Thanks
Quote:
Another tricky issue is signaling shutdown / g_Abort: the while(!g_Abort) could be optimized away. But some kind of memory barrier should help here, at least gcc provides primitives for that. No volatile tricks, please.
A memory barrier isn't needed as the
CPU's ordering of reads/writes from/to the abort flag are unimportant - we just need to stop the
compiler from re-ordering or optimising away the flag.
Making that variable volatile should ensure that the compiler actually reads the value of the flag each iteration.
Unfortunately, newer versions of MSVC actually do insert memory barriers automatically when using volatile variables - as this isn't required in our case it's overkill, but hopefully not a performance-killer.
Quote:
We can implement a threadsafe queue with atomic operations but the pop operation would have to block if there is nothing to do. Implementing that blocking efficiently needs some OS support. The same is true for a waitUntilEmpy function - but here we could at least help processing the work.

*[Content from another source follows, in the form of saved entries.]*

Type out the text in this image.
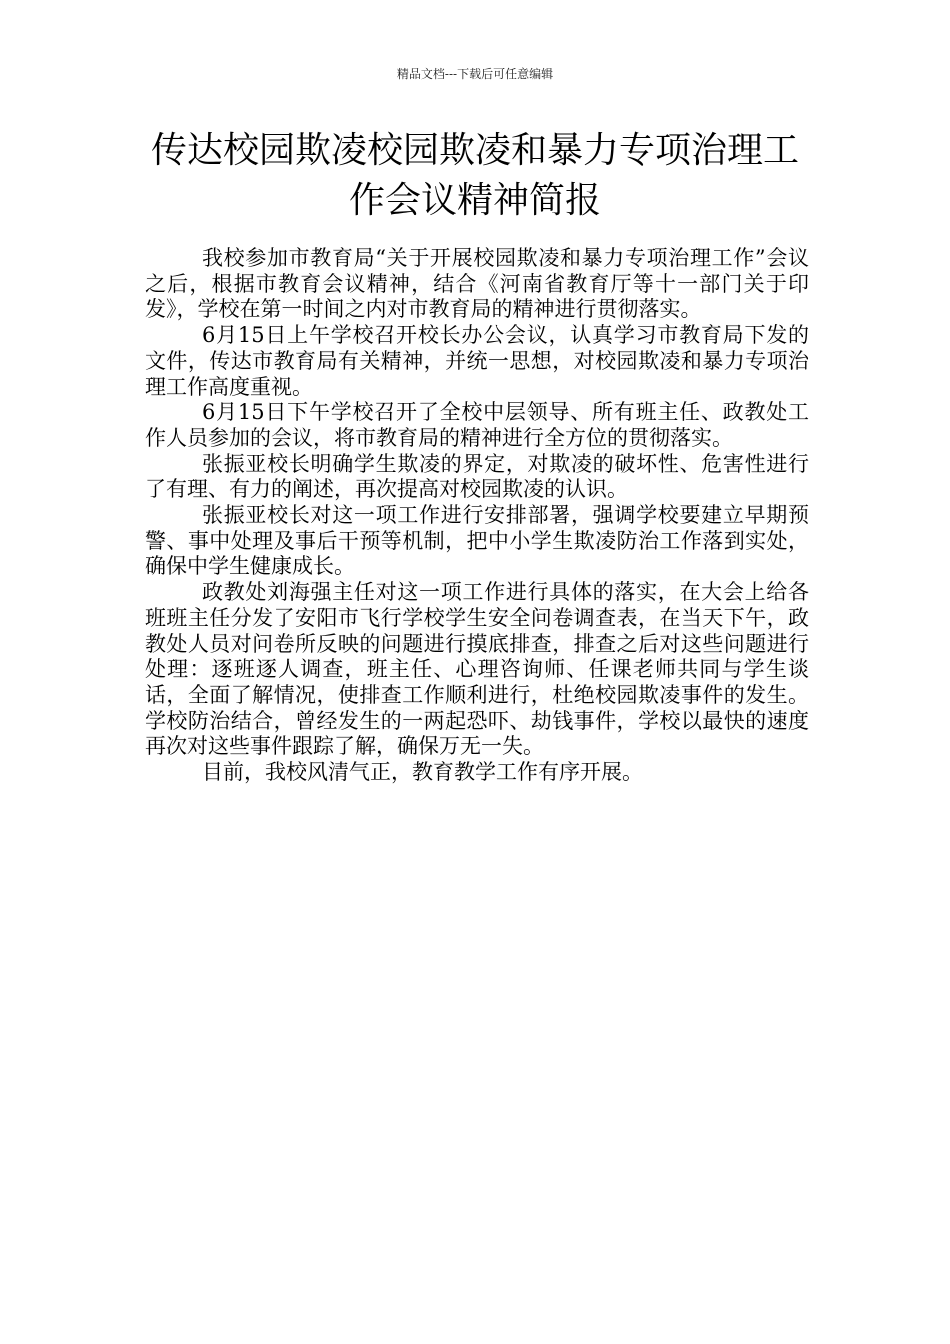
精品文档---下载后可任意编辑
传达校园欺凌校园欺凌和暴力专项治理工作会议精神简报

我校参加市教育局“关于开展校园欺凌和暴力专项治理工作”会议之后，根据市教育会议精神，结合《河南省教育厅等十一部门关于印发》，学校在第一时间之内对市教育局的精神进行贯彻落实。

6月15日上午学校召开校长办公会议，认真学习市教育局下发的文件，传达市教育局有关精神，并统一思想，对校园欺凌和暴力专项治理工作高度重视。

6月15日下午学校召开了全校中层领导、所有班主任、政教处工作人员参加的会议，将市教育局的精神进行全方位的贯彻落实。

张振亚校长明确学生欺凌的界定，对欺凌的破坏性、危害性进行了有理、有力的阐述，再次提高对校园欺凌的认识。

张振亚校长对这一项工作进行安排部署，强调学校要建立早期预警、事中处理及事后干预等机制，把中小学生欺凌防治工作落到实处，确保中学生健康成长。

政教处刘海强主任对这一项工作进行具体的落实，在大会上给各班班主任分发了安阳市飞行学校学生安全问卷调查表，在当天下午，政教处人员对问卷所反映的问题进行摸底排查，排查之后对这些问题进行处理：逐班逐人调查，班主任、心理咨询师、任课老师共同与学生谈话，全面了解情况，使排查工作顺利进行，杜绝校园欺凌事件的发生。学校防治结合，曾经发生的一两起恐吓、劫钱事件，学校以最快的速度再次对这些事件跟踪了解，确保万无一失。

目前，我校风清气正，教育教学工作有序开展。
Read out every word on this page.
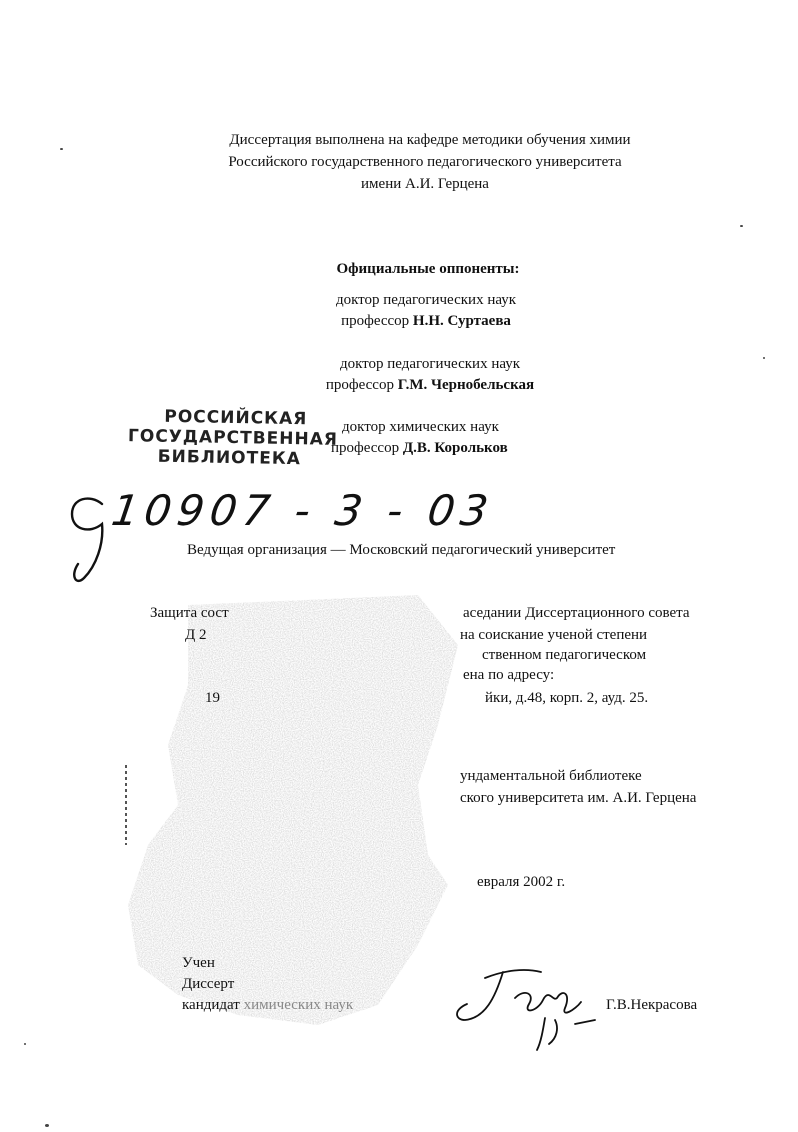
Диссертация выполнена на кафедре методики обучения химии
Российского государственного педагогического университета
имени А.И. Герцена
Официальные оппоненты:
доктор педагогических наук
профессор Н.Н. Суртаева
доктор педагогических наук
профессор Г.М. Чернобельская
доктор химических наук
профессор Д.В. Корольков
РОССИЙСКАЯ
ГОСУДАРСТВЕННАЯ
БИБЛИОТЕКА
10907 - 3 - 03
Ведущая организация — Московский педагогический университет
Защита сост	аседании Диссертационного совета
Д 2	на соискание ученой степени
ственном педагогическом
ена по адресу:
19	йки, д.48, корп. 2, ауд. 25.
ундаментальной библиотеке
ского университета им. А.И. Герцена
евраля 2002 г.
Учен
Диссерт
кандидат химических наук	Г.В.Некрасова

I don't like the idea of pop blocking - IMO it should just return false if there is nothing for it to pop. In my example, this would result in a tight loop, so you could write something like this to cause it to block:
Code:
if( g_Work.pop_front( work ) )
{
work.first( work.second );
}
else
{
g_Work.wait_until_not_empty();
}
In my engine, I wouldn't want it to ever block - if the queue becomes empty then I will immediately re-use the thread to perform other tasks.
As for the efficient pausing/signalling/blocking - we can probably 'borrow' some code from GLFW, which implements cross-platform pause/resume.
Quote:
A way around this would be if the user not only creates the threads for us, but also a queue implementation with efficient waiting.
In the example that I gave, the queue is implemented in the utility library, which means the user doesn't have to use it if they don't want to - they're free to use their own implementation.
Quote:
But this again can be more complicated than it sounds: My current implementation supports having independent thread pools, so that fire and forget tasks don't interfere with other sections of the engine were we have to wait for the results.
I don't use this feature at the moment, but it could be useful later. I'll think about more about this.
If the user has their own work-queuing system, they should be able to correctly schedule horde tasks by passing their own function to Horde3D::SetNewTaskCallback. For example, within your callback you could put the tasks into a high-priority queue so they don't end up waiting for F&F tasks.